Call it Atomic Bond.

Charlize Theron stars as MI6 agent Lorraine Broughton in director David Leitch’s high-velocity spy thriller, which is ready in 1989 Berlin throughout the waning days of the Cold War. When we first meet Broughton, she’s badly bruised from head to toe and on her solution to be debriefed by her humorless boss (Toby Jones) and a stuffy CIA chief (John Goodman). They wish to understand how her most up-to-date mission, the tried retrieval of a lacking, ultra-top-secret record containing the names of each Western agent engaged on each side of the Berlin Wall, went horribly awry. As she makes her solution to the assembly—stylishly wearing a smooth white coat, black sun shades, and a killer blonde wig—David Bowie’s “Cat People (Putting Out Fire)” blares on the ’80s-dominated soundtrack.
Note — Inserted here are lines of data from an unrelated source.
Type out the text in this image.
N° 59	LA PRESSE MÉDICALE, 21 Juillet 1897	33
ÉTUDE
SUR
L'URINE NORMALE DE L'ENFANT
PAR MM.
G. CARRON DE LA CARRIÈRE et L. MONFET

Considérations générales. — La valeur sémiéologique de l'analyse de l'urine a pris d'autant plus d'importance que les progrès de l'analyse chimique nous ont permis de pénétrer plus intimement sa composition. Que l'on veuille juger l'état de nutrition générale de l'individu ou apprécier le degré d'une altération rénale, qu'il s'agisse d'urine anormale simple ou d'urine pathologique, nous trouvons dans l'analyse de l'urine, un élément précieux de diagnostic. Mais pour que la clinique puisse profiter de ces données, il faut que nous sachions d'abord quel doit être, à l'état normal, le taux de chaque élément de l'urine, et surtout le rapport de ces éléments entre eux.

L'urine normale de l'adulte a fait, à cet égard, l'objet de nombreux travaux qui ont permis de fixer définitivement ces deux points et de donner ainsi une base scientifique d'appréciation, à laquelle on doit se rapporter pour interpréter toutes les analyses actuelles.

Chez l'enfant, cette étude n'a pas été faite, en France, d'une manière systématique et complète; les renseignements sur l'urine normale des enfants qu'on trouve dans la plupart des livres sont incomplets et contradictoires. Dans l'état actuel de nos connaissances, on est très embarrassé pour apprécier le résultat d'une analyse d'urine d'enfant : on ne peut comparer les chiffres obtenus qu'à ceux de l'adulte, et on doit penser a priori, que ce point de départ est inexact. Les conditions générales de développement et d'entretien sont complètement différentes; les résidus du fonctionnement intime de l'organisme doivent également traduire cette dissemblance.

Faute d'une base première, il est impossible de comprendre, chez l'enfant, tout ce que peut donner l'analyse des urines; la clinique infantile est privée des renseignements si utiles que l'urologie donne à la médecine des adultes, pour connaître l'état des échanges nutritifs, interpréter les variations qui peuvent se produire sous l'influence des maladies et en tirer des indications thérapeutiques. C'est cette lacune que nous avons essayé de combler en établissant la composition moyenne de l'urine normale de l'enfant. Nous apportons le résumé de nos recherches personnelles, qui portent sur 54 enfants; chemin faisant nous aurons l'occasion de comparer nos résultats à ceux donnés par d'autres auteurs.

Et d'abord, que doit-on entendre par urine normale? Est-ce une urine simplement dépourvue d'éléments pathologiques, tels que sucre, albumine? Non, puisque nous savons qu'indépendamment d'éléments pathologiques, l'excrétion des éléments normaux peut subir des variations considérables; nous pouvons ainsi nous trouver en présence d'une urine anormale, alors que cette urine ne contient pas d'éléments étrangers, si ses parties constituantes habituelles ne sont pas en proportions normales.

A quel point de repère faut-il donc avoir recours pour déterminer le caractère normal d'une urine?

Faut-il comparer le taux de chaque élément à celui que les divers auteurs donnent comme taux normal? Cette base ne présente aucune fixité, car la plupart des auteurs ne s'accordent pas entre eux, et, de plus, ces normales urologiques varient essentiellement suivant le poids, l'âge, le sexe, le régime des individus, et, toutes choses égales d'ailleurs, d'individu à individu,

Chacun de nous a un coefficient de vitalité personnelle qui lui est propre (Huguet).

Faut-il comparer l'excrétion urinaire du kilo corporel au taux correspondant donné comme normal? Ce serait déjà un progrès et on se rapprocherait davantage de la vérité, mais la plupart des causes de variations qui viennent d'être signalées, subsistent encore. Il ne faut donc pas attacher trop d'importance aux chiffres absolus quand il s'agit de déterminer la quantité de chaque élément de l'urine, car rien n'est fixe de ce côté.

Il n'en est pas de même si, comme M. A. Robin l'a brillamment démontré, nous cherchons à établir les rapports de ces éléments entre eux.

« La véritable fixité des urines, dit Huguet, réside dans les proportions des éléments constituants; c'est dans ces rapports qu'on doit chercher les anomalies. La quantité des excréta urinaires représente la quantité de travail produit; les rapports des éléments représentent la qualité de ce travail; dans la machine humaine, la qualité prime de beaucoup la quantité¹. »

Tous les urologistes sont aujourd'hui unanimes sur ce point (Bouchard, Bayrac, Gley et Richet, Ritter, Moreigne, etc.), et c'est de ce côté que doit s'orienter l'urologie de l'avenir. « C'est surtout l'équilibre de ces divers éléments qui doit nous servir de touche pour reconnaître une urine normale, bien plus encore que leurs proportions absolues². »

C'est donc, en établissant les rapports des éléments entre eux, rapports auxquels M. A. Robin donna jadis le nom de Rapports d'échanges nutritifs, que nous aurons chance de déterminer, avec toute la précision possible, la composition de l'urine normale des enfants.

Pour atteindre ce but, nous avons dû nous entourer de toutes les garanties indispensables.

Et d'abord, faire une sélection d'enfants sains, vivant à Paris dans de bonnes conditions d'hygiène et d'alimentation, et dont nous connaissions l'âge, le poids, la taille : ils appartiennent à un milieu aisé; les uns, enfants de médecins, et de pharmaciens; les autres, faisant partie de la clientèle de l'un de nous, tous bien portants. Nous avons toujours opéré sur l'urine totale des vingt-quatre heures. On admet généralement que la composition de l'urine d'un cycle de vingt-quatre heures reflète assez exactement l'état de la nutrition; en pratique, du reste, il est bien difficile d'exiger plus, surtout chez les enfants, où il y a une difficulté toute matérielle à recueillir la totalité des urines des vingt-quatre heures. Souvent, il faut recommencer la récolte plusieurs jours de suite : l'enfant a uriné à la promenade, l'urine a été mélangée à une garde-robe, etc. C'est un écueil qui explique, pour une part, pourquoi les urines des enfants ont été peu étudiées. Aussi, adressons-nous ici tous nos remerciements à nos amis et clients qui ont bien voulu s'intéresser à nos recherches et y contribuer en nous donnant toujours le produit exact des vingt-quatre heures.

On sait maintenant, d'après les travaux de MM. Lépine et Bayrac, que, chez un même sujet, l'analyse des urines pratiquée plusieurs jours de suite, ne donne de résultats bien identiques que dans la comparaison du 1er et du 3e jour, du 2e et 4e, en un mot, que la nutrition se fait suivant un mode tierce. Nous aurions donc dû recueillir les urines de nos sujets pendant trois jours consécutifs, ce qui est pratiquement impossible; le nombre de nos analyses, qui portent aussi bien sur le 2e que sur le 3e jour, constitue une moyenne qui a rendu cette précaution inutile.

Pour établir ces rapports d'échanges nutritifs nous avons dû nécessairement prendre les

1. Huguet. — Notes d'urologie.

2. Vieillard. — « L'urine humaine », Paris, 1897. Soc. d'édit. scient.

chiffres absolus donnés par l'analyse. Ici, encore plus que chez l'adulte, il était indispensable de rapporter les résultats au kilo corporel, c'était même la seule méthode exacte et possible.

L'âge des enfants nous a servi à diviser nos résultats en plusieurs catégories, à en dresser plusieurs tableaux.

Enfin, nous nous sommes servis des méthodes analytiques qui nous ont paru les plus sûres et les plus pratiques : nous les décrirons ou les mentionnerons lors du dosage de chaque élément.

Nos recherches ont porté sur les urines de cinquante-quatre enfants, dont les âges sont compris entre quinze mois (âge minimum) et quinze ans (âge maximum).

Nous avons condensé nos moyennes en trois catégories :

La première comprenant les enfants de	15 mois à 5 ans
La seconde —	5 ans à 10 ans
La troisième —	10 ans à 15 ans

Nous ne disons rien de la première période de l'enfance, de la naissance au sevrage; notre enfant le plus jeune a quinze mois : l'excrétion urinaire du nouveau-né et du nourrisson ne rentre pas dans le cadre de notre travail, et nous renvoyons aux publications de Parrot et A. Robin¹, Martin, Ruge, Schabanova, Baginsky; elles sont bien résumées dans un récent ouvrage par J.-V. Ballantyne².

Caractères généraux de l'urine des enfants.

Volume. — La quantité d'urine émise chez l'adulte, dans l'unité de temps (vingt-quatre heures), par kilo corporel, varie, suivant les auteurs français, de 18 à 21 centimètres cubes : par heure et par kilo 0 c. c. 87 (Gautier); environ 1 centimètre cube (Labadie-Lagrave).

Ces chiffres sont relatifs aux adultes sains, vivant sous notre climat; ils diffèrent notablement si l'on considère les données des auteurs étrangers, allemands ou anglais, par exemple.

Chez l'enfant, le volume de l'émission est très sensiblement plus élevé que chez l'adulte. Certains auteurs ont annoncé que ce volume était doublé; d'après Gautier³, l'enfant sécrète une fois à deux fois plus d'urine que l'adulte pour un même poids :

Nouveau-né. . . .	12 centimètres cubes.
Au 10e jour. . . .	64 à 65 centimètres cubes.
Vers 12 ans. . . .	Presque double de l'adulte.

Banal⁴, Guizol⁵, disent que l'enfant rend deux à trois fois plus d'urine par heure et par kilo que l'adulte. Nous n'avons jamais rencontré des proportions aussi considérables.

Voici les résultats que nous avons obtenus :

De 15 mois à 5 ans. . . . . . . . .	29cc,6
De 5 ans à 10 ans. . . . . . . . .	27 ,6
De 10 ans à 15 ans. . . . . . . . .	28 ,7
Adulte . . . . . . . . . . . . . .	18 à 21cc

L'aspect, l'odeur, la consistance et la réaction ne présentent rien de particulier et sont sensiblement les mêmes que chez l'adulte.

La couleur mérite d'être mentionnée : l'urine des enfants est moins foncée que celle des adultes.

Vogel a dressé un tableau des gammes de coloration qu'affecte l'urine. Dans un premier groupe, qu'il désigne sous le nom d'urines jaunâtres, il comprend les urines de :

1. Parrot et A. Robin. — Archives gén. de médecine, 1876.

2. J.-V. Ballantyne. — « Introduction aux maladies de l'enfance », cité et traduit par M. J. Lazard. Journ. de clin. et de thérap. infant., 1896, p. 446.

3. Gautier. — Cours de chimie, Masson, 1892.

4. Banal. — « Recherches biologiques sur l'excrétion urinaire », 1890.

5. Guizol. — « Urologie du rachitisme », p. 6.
It’s an excellent track, however savvy filmgoers will immediately recall that it was put to superior use by Quentin Tarantino in Inglourious Basterds; it’s the primary inkling that all the things we’re about to see is a subpar retread of higher films. That mentioned, these higher films didn’t have Theron, and her steely, attractive flip as a badass spy who kicks severe butt makes Atomic Blonde a cool solution to kill a sweltering summer season afternoon.

Based on the graphic novel The Coldest City, a pulpy espionage thriller by Antony Johnston and Sam Hart, Atomic Blonde is an element Bond, half Jason Bourne, and an entire lot of John Wick. That final half isn’t stunning since Leitch, a veteran stuntman-turned-filmmaker, co-directed that brutal Keanu Reeves actioner. The physique rely isn’t as excessive as Wick’s, however there’s sufficient bloody mayhem occurring each jiffy to make viewers forgive the muddled, generic plot, bland supporting characters, and scant suspense. The motion centerpiece is an almost ten-minute combat sequence filmed in what seems to be one take: It begins with Broughton battling two thugs on an house stairwell, and the vicious melee then continues down the steps, into a few rooms, and finally out into the streets the place she and a severely wounded ally steal a automotive and attempt to maintain off extra baddies who’re blasting away at them from one other car. It’s a tremendous piece of filmmaking that packs the visceral, gut-punch feeling of one of the best Bourne brawls.

James McAvoy co-stars as David Percival, an embedded Berlin station chief who aids Broughton. She was instructed by her superior to not belief anybody throughout this mission, and that mistrust extends to Percival, who could or might not be a treacherous double agent often known as Satchel. Percival is a little bit of a sleaze, and McAvoy embraces the position with giddy relish, offering what little humor the film presents. Sadly, Sofia Boutella, enjoying a rookie French agent, is underused and pointless. Her character seems like she was shoehorned into the plot to offer the movie with a gratuitous lesbian intercourse scene with Theron—she deserves higher.

Atomic Blonde doesn’t possess the sophistication of one of the best Bond films or the depth and suspense of the Bourne movies, though it shamelessly pilfers from each. It’s strictly a low-rent affair dressed up in neon-bright excessive fashion. But it does have Charlize Theron, whose high-level spy is even more durable than the truck-driving Furiosa she performed in Mad Max: Fury Road. Rarely has a film featured as many excessive close-ups of a star because the Oscar winner will get right here, and Theron makes essentially the most of each one in all them, to the purpose that she renders all the things else onscreen irrelevant. To say you’ll be able to’t take your eyes off her is an understatement.